Pero tal como sucedió siglos después, tras las esperanzas suscitadas por el Vaticano II, también después de las exitosas reformas del concilio de Constanza se produjo una restauración sorprendentemente rápida del gobierno único del papa. La reforma de la Iglesia y su constitución, que con tanta urgencia se precisaba, quedó frustrada por todos los medios posibles. Por supuesto, después se celebraron los concilios de Pavía, Siena y Basilea, pero la reforma quedó socavada; ya en esa época la curia, como cuerpo regulador y autoridad permanente, era más fuerte que la institución extraordinaria del concilio. Su lema era: «Los concilios vienen y van, pero la curia romana permanece.»
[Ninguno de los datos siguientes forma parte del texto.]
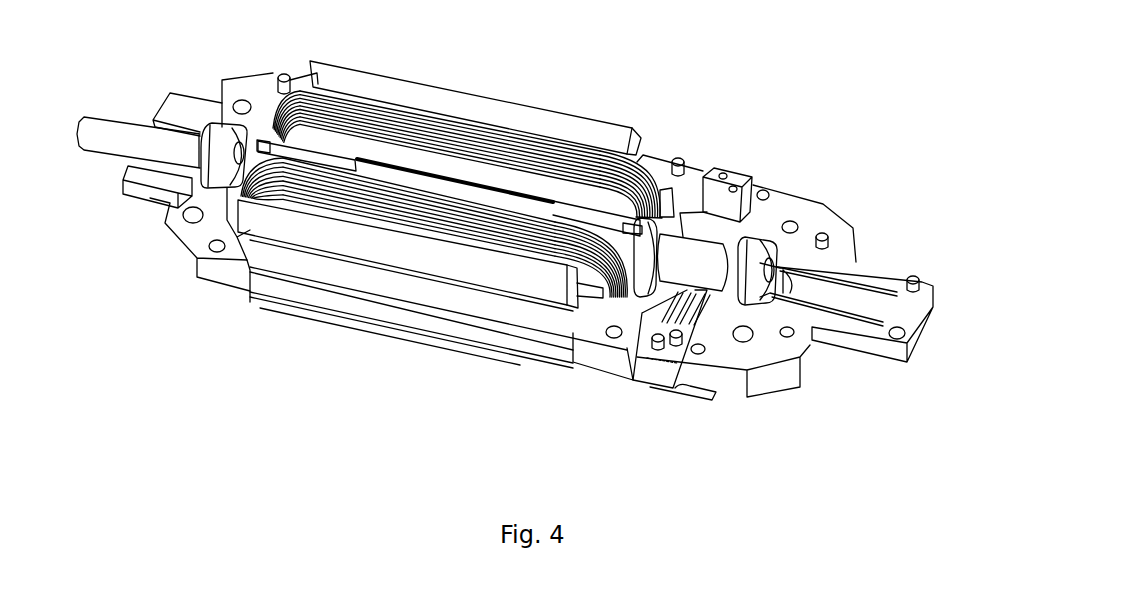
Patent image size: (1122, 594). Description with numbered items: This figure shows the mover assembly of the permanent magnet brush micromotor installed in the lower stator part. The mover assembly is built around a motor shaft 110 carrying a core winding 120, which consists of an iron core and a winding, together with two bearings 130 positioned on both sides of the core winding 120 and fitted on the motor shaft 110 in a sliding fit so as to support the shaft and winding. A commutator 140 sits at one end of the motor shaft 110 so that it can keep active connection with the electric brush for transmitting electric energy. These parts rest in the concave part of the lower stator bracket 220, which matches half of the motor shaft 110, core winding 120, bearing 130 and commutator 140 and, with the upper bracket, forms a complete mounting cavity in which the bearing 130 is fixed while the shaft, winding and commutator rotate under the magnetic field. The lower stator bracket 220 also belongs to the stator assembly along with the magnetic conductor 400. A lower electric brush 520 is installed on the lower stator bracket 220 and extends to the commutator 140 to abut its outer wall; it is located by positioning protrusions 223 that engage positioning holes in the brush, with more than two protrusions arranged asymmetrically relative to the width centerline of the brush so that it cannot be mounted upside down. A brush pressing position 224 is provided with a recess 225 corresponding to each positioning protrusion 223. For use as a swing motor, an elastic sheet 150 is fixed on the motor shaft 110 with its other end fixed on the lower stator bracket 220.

The motor shaft 110 is at (175, 145).
The core winding 120 is at (517, 178).
The bearing 130 is at (227, 128).
The commutator 140 is at (712, 253).
The elastic sheet 150 is at (827, 293).
The lower stator bracket 220 is at (205, 228).
The positioning protrusion 223 is at (747, 395).
The brush pressing position 224 is at (756, 147).
The recess 225 is at (732, 187).
The magnetic conductor 400 is at (437, 337).
The lower electric brush 520 is at (665, 373).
Aun así, en esa época la consolidación del absolutismo papal no era solo una cuestión de política curial. Algunos de los representantes más vocingleros de la idea del concilio (como Enea Silvio Piccolomini, más tarde Pío II) apoyaban al papado por razones oportunistas. En particular los cardenales, nombrados por el papa, a menudo preferían la curia al concilio. Pero también después del concilio los obispos y abades no pensaban permitir que el «bajo clero» y el laicado tomaran parte en el proceso de toma de decisiones en el seno de la iglesia. Y los monarcas temían aún más las ideas conciliares (por «democráticas») y, por tanto, estaban más interesados en la preservación del statu quo eclesiástico que en la reforma del papado.
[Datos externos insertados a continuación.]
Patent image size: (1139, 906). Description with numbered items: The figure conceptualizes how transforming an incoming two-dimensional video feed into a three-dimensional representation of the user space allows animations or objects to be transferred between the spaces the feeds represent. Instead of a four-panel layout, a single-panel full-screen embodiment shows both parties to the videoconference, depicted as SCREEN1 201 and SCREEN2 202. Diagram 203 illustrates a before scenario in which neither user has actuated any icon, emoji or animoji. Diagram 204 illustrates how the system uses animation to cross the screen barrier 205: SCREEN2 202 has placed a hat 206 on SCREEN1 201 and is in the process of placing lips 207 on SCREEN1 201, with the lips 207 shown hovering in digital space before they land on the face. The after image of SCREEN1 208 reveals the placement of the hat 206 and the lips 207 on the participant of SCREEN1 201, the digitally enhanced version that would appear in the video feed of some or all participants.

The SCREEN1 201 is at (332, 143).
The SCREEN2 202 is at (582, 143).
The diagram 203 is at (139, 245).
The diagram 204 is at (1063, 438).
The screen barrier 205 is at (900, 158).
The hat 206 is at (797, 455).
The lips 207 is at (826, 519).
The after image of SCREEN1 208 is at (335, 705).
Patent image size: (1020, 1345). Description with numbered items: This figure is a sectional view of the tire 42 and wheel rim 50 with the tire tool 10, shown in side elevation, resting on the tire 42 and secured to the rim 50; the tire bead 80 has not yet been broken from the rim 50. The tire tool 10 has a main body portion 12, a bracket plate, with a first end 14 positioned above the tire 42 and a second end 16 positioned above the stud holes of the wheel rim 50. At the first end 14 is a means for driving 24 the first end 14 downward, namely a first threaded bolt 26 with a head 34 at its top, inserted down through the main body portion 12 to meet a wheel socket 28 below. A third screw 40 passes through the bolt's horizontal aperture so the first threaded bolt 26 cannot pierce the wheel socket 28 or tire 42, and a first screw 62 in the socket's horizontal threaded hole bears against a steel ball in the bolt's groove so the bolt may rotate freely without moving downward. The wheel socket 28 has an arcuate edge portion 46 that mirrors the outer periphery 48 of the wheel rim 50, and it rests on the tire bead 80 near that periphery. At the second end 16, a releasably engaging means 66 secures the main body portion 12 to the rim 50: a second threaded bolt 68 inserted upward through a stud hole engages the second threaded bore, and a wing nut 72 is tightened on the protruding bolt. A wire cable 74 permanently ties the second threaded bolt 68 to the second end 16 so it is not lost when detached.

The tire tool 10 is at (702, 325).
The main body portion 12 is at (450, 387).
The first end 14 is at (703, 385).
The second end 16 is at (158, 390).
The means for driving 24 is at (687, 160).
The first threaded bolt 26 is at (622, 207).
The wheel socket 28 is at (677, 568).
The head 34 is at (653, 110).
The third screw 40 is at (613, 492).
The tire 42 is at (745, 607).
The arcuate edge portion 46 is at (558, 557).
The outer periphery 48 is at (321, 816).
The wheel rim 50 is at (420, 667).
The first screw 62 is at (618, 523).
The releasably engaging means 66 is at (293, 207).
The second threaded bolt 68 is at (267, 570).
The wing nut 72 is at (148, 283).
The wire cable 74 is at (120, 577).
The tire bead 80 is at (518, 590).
Así pues, sin sentirse amenazados por los decretos del concilio, los papas retomaron sus demandas medievales. Incluso ese antiguo «conciliarista» Piccolomini, ahora Pío II, no se avergonzaba al prohibir oficialmente que el concilio pudiera referirse al papa o castigarle con la excomunión. Como es natural, estos gestos amenazadores por parte de la curia no se tomaron muy en serio en el seno de la iglesia de aquel tiempo, que estaba orientada hacia el concilio. Pero Roma siguió desdeñando y suprimiendo infatigablemente los decretos del concilio de Constanza. Y en la misma víspera de la Reforma, en el quinto concilio de Letrán de 1516, León X podía declarar abiertamente: «El pontífice romano existente en estos tiempos, que posee autoridad sobre todos los concilios…»
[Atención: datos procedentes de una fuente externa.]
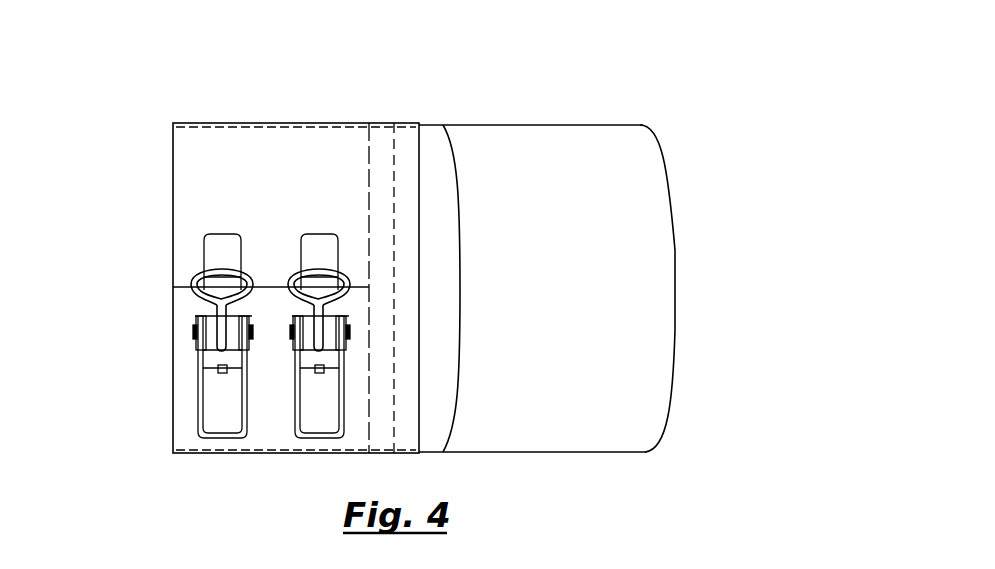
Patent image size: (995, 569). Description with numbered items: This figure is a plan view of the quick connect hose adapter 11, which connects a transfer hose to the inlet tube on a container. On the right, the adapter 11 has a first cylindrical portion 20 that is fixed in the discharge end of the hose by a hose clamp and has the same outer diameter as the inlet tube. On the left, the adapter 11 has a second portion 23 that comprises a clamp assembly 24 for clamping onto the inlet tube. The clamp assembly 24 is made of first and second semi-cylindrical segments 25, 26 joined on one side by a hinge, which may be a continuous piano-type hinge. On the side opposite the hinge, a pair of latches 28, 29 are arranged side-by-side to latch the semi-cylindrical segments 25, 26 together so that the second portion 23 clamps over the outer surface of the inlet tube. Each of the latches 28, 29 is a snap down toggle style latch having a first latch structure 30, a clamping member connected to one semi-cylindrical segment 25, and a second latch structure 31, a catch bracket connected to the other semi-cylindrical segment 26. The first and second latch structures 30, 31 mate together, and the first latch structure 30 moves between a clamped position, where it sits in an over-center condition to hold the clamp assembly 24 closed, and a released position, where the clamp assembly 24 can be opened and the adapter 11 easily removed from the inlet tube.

The quick connect hose adapter 11 is at (93, 75).
The first cylindrical portion 20 is at (558, 138).
The second portion 23 is at (381, 123).
The clamp assembly 24 is at (181, 214).
The first semi-cylindrical segment 25 is at (265, 438).
The second semi-cylindrical segment 26 is at (250, 147).
The latch 28 is at (200, 362).
The latch 29 is at (306, 440).
The first latch structure 30 is at (196, 325).
The second latch structure 31 is at (218, 260).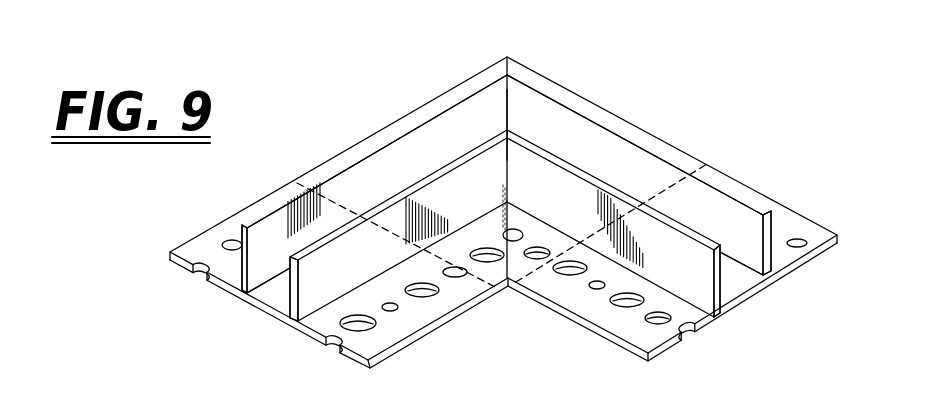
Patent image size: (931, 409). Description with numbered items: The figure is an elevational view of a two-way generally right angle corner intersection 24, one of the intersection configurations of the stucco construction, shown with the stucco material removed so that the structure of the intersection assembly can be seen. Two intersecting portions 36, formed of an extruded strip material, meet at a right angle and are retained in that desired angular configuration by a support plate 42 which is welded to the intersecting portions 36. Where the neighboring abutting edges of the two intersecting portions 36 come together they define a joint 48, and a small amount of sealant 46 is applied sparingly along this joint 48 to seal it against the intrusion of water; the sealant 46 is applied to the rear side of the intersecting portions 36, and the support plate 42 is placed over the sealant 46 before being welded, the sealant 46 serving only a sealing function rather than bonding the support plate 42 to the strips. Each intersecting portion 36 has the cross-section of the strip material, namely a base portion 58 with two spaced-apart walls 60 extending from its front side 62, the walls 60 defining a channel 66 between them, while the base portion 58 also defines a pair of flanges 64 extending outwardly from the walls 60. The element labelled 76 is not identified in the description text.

The two-way right angle corner intersection 24 is at (515, 356).
The intersecting portions 36 is at (202, 186).
The support plate 42 is at (508, 288).
The sealant 46 is at (511, 63).
The joint 48 is at (506, 106).
The base portion 58 is at (267, 324).
The walls 60 is at (250, 282).
The front side 62 is at (398, 126).
The flanges 64 is at (331, 157).
The channel 66 is at (610, 167).
The wall end edge 76 is at (280, 207).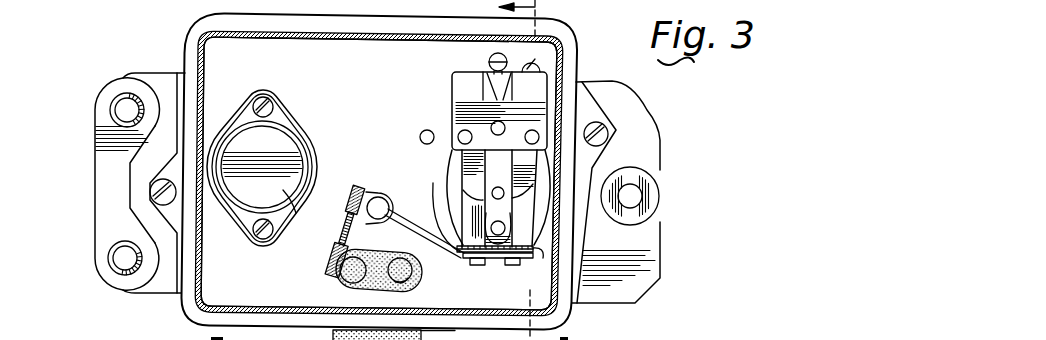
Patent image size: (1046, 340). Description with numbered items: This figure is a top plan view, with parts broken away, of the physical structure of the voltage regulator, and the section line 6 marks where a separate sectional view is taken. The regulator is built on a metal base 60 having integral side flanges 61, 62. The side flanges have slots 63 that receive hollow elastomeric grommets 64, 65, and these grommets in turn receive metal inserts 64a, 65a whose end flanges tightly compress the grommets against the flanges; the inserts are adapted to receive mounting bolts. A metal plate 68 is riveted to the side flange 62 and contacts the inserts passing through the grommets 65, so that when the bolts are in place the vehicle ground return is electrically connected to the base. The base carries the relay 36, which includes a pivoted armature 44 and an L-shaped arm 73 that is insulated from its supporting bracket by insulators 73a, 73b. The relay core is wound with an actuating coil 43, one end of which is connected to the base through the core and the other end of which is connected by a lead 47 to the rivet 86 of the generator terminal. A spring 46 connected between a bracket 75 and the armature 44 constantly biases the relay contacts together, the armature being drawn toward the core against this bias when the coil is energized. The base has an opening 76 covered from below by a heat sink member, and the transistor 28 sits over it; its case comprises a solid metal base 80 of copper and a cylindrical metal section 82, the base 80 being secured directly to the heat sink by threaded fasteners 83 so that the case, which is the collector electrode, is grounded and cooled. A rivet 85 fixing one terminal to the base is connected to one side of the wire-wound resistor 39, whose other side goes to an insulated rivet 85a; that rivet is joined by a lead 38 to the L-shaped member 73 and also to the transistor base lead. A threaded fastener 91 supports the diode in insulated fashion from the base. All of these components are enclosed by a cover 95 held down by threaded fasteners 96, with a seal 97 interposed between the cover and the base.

The section line 6— 6 is at (532, 170).
The transistor 28 is at (302, 152).
The relay 36 is at (449, 122).
The lead 38 is at (407, 231).
The wire-wound resistor 39 is at (347, 221).
The actuating coil winding 43 is at (541, 200).
The armature 44 is at (453, 110).
The spring 46 is at (489, 60).
The lead 47 is at (440, 207).
The metal base 60 is at (360, 53).
The side flange 61 is at (638, 128).
The side flange 62 is at (160, 73).
The slot 63 is at (657, 181).
The elastomeric grommet 64 is at (652, 200).
The metal insert 64a is at (645, 212).
The elastomeric grommet 65 is at (99, 112).
The metal insert 65a is at (117, 100).
The metal plate 68 is at (107, 145).
The L-shaped arm 73 is at (500, 259).
The insulator 73a is at (483, 266).
The insulator 73b is at (526, 254).
The bracket 75 is at (542, 63).
The opening 76 is at (286, 114).
The solid metal base 80 is at (295, 125).
The cylindrical metal section 82 is at (288, 208).
The threaded fastener 83 is at (268, 102).
The rivet 85 is at (352, 275).
The rivet 85a is at (381, 203).
The rivet 86 is at (411, 279).
The threaded fastener 91 is at (418, 138).
The cover 95 is at (562, 44).
The threaded fastener 96 is at (157, 191).
The seal 97 is at (208, 64).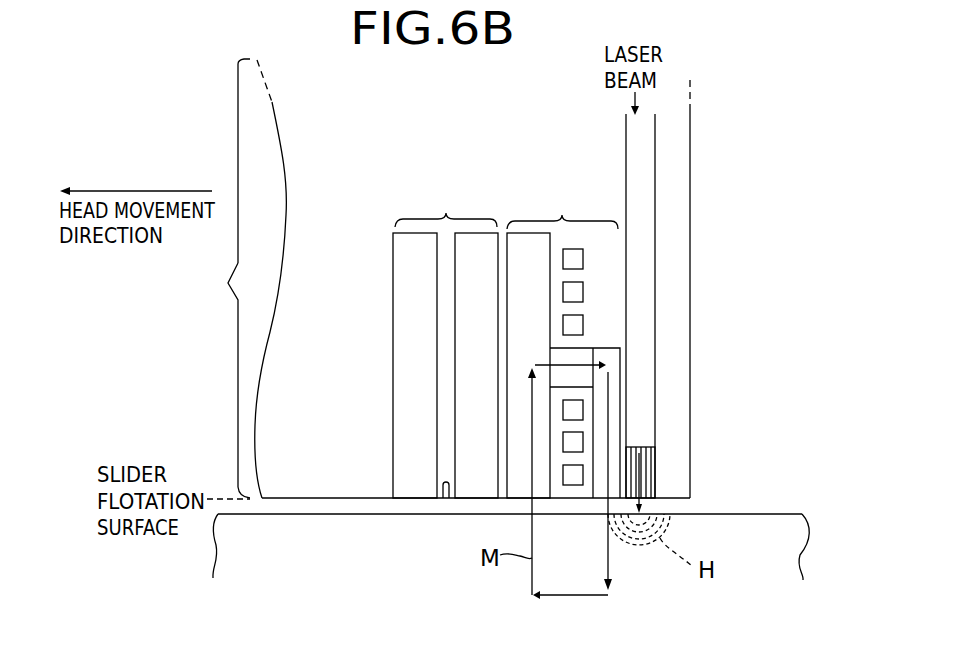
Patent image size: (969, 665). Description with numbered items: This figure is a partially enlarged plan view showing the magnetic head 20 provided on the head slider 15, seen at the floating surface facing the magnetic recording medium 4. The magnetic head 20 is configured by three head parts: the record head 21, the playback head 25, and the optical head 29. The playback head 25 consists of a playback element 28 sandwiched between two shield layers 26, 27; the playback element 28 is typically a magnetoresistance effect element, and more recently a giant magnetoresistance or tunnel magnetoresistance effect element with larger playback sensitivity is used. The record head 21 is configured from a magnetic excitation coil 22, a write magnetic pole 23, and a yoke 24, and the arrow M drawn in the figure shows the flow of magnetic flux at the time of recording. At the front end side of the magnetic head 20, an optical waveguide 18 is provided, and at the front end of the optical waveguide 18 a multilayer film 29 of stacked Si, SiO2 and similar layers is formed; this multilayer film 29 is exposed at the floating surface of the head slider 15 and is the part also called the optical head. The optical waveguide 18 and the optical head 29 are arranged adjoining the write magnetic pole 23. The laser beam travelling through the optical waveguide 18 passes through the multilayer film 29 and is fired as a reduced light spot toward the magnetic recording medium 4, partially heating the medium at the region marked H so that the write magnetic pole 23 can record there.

En ese momento, el ecumenismo de este concilio papal, formado casi exclusivamente por italianos y miembros de la curia, ya se discutía. Y ningún papa se ha aventurado nunca a revocar el decreto, tan impopular,
Haec sancta
sobre la supremacía del concilio o a declarar que no es umversalmente vinculante por temor al daño que podría causar a la idea de la infalibilidad papal. Sería como socavar la base que legitima a la Santa Sede, sobre la cual se asienta el papa. ¿Cuál fue el resultado de esta controversia? Doblemente insatisfactorio. El conciliarismo extremo, desprovisto de auténtico liderazgo y primacía, condujo al cisma (en el concilio de Basilea, 1431-1449), pero el papismo extremo sin control conciliar llevó al mal uso del ministerio (el papado del Renacimiento) .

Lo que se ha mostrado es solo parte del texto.